Foto Edgar Einemann Prof. Dr. Edgar Einemann

Schröder, Gerhard

Gerhard (Gerd) Schröder kenne ich seit dem Juso-Bundeskongress 1971 in Hannover. Gerd war der Vorsitzende des Juso-Bezirks Hannover und damit der machtpolitische Chef einer Strömung, die theoretisch in der Tradition des SDS und in der Nähe des linkssozialistischen Offenbacher "Sozialistischen Büros" stand. Bei den Jusos war das eine aussichtslose Minderheiten-Position - die von Heidi Wieczorek-Zeul (machtpolitisch) und Johanno Strasser (ideologisch) angeführten "Reformsozialisten" dominierten. Kandidaturen aus dem Bezirk Hannover für den Juso-Bundesvorstand  hatten zu Beginn der siebziger Jahre keine Chance (Detlev von Larcher scheiterte später mehrfach kläglich). Übrigens: Willy Brandt war in seiner Jugend Mitglied der SAPD, einer linkssozialistischen Abspaltung von der SPD.

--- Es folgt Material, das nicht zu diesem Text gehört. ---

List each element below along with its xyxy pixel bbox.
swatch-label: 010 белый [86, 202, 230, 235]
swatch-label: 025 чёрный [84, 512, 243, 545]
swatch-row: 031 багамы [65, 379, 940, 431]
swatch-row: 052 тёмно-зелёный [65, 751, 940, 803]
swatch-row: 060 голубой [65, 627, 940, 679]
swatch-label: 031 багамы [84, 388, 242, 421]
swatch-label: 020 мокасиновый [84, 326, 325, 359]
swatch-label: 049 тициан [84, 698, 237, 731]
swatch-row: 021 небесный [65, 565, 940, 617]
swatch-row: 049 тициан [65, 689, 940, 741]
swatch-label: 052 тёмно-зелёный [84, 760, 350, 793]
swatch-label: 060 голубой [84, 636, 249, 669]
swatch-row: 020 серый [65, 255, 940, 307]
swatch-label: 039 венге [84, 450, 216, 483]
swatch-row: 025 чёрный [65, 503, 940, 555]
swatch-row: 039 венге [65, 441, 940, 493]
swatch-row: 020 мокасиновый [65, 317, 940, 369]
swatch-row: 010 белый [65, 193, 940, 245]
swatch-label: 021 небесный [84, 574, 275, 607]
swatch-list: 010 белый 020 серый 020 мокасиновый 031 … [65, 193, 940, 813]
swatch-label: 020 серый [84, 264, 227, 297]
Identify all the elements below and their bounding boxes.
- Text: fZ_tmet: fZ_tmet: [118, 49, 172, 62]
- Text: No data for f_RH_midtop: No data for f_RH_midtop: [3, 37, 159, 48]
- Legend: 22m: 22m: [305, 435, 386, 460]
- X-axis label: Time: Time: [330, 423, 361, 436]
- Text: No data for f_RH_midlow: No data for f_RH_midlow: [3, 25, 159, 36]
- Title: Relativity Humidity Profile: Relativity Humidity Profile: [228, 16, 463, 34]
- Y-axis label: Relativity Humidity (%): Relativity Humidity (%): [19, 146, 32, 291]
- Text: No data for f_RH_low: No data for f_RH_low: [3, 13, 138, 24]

Durch eine geschickte Bündnisstrategie hat es Gerd Schröder schließlich 1978 geschafft, mit Hilfe der "Stamokap-Fraktion" zum Bundesvorsitzenden der Jusos gewählt zu werden. 1979 hat Gerd als Vorsitzender hier klar Position bezogen: "Was die Stamokap-Position angeht, so habt Ihr übersehen, daß ich mich von Beginn der Diskussion an dafür eingesetzt habe, daß diese theoretische Position - jedenfalls in der inhaltlichen Ausrichtung, in der sie von Detlev Albers entwickelt wurde, zum Spektrum der Sozialdemokratie gehört."

Als Juso-Bundesvorsitzender hat er 1980 den Juso-Bundeskongress zu einem Solidaritätsbesuch bei den Platzbesetzern am geplanten Atom-Endlager in Gorleben geführt. In seiner Rolle war Gerd Schröder auch der verantwortliche Herausgeber der Juso-Theoriezeitschrift "Sozialistische Tribüne" - man sollte ihn allerdings für die Inhalte wirklich nicht haftbar machen!

Den Versuch des "Göttinger Kreises" als Nachfolge-Organisation der "Antirevisionisten", Gerhard Schröder im Gefolge der Juso-Gewerkschaftsdebatte als Mitherausgeber der Zeitschrift "Sozialist"zu feuern, wurde von diesem allerdings als "dreist" zurückgewiesen. In einem persönlichen Papier hat sich Gerd Schröder 1979 dann von seinen alten Freunden abgesetzt: "Den Unsinn, den Ihr in Eurem offenen Brief zur Gewerkschaftsfrage geschrieben habt, auch noch marxistisch zu nennen, ist schon ein starker Tobak. Das gleiche gilt für Eure Bemerkungen zur Funktion des Staates sowie zu den Rahmenbedingungen der Politik der SPD. Wenn Ihr die 'marxistischen Kräfte bei den Jungsozialisten und in der Partei' seid, dann mag der Klassengegner beruhigt sein: die Revolution wird auf sich warten lassen."

Gerd Schröders Aufstieg zum Ministerpräsidenten und Bundeskanzler habe ich zusammen mit seinem langjährigen Mitarbeiter Heinz Thörmer (über 25 Jahre vom Juso-Sekretär in Hannover bis zum Büroleiter des Kanzler-Kandidaten) nachgezeichnet und auch eine Einschätzung der Regierungszeit von Rot-Grün vorgenommen.